Las armas hacen parte de la cotidianidad familiar y las masacres se suceden con tenebrosa frecuencia. En los últimos 25 años han ocurrido 19 tiroteos con consecuencias fatales, 5 de éstos en 2012; el peor asesinato en masa sucedió en 2007 en Virginia Tech donde un alumno acribilló a 33 jóvenes estudiantes. A pesar de tanta fatalidad el 75% de los ciudadanos es partidario del libre comercio de armas de fuego y casi todos los políticos de ambos partidos lo respaldan, argumentan que muchas familias viven en regiones muy apartadas, desprotegidas de las autoridades; dicen también que históricamente las armas han hecho parte de su estilo de vida
Sin embargo, después de la reciente y conmovedora tragedia en Newton, Connecticut, donde un joven de escasos 20 años, exalumno de la misma escuela donde ocurrieron los hechos, asesinó a 27 personas, 20 de ellas niños entre 5 y 9 años, muchos se disponen a cuestionar la Constitución, claman por una reflexión y proponen que se debata el tema del libre acceso a las armas.
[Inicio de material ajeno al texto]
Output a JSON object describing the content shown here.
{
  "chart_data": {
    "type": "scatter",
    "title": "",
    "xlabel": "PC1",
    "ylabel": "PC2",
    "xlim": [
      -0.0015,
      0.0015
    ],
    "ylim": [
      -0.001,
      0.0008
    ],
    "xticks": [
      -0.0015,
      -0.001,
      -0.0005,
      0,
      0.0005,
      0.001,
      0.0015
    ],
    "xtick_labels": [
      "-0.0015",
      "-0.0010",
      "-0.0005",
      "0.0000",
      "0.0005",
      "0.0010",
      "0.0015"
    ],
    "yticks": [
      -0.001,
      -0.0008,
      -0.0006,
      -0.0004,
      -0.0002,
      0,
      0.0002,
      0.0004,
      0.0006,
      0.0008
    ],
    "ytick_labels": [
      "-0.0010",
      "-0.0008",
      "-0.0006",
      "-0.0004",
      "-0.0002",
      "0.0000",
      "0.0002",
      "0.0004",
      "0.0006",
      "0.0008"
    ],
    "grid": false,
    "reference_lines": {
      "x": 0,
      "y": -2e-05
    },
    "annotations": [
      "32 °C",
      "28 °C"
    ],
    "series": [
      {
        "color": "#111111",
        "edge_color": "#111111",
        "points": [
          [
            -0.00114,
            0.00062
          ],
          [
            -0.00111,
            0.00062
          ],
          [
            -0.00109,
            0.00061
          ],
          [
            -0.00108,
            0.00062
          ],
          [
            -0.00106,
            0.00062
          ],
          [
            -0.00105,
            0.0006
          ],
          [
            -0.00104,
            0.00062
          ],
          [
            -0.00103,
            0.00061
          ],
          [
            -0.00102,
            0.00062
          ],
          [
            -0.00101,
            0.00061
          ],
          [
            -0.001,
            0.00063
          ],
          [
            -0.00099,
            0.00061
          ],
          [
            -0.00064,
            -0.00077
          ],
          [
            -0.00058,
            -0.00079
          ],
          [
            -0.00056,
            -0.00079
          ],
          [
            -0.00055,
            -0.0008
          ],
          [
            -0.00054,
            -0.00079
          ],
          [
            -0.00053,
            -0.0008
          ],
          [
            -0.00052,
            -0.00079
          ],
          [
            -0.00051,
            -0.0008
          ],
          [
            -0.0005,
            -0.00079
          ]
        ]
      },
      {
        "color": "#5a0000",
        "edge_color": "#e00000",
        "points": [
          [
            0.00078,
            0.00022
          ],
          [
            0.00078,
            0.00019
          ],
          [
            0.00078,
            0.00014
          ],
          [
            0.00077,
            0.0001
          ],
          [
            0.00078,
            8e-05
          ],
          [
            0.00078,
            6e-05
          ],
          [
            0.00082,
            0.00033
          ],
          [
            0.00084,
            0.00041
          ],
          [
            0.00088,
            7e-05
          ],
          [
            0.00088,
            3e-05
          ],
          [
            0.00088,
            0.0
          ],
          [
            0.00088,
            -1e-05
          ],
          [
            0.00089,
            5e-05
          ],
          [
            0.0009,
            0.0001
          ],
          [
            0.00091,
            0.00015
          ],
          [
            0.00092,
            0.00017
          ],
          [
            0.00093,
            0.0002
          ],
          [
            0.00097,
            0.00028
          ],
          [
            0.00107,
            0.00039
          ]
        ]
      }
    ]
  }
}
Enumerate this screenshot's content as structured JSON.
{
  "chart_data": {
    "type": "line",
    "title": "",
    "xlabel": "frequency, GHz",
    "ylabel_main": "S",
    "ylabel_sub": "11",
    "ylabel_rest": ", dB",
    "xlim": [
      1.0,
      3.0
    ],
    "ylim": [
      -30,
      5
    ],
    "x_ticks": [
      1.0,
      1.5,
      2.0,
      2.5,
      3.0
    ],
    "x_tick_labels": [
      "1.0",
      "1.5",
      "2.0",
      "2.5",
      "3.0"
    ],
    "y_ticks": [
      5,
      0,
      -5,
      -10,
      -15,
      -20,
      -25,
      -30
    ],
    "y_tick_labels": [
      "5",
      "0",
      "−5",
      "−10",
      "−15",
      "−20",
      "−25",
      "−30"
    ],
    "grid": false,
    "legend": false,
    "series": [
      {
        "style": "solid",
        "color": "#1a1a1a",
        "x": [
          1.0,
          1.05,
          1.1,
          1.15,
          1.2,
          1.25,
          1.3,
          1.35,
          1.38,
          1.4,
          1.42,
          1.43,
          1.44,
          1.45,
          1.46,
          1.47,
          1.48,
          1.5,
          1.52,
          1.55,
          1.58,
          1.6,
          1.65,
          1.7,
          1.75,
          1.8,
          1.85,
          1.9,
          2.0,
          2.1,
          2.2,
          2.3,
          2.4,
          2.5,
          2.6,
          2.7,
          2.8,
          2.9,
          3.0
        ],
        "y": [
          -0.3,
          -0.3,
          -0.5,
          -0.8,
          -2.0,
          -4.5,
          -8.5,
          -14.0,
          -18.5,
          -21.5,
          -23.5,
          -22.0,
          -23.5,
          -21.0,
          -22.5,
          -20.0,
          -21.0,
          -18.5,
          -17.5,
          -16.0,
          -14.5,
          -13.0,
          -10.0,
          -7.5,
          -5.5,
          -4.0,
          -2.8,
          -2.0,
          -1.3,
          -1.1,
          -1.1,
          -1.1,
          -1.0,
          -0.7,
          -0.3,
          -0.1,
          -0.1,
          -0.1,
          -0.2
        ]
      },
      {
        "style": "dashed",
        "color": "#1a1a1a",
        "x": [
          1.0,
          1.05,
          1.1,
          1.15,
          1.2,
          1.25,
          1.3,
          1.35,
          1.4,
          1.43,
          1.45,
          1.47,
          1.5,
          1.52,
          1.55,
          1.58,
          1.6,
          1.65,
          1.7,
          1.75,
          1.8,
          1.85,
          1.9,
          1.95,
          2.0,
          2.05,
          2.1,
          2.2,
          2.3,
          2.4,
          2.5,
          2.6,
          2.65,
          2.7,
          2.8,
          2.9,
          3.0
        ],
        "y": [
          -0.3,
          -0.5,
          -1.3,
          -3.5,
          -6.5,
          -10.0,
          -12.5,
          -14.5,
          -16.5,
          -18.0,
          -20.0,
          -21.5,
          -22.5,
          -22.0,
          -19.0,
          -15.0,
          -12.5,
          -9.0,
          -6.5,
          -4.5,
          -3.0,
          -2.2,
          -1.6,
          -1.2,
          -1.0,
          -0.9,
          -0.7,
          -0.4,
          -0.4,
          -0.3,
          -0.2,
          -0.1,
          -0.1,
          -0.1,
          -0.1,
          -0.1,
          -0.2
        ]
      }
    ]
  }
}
El asesino portaba 3 armas diferentes, de propiedad de su madre, todas legalmente adquiridas. Es innegable que el fácil acceso y la fascinación por las armas son factores que impulsan a los criminales y estimulan la violencia. Desde luego no son las armas las únicas responsables de estas matanzas colectivas, pero las facilitan bastante. También la sociedad anida en su seno elementos culturales que incentivan la violencia, las armas son vistas como solución a muchos problemas, la ideología del consumo desenfrenado y la sensación de felicidad artificial lleva a frustraciones estimulantes de la agresividad, la televisión y el cine que glorifican la violencia y exaltan los superhéroes dejan su impronta. Hay otros factores igualmente influyentes asociados a la psicopatología que se agravan cuando el sistema de salud mental es deficiente por falta de recursos. También contribuye la tendencia a imitar hechos anteriores, cada matanza impulsa la ocurrencia de las siguientes
Ojalá que las voces que ahora claman por un cambio en la política de libre tenencia de armas de fuego no sean frenadas, como en ocasiones anteriores, por la presión del aplastante poder de quienes controlan el lucrativo negocio que hace enormes aportes a las campañas electorales. Ningún presidente en EEUU se elige sin el concurso de los industriales y comerciantes de armas. Es una terrible realidad e irónicamente son esos políticos los que luego cuestionan la democracia y el respeto a los derechos humanos en el resto del mundo
Una voz que puede contribuir a cambiar el rumbo de las cosas es la del alcalde de Nueva York quien desde hace un tiempo viene insistiendo en el tema y ha dicho: “El hecho de que criminales, terroristas y otros perturbados mentales tengan acceso a armas es una crisis nacional”. Interesante reflexión.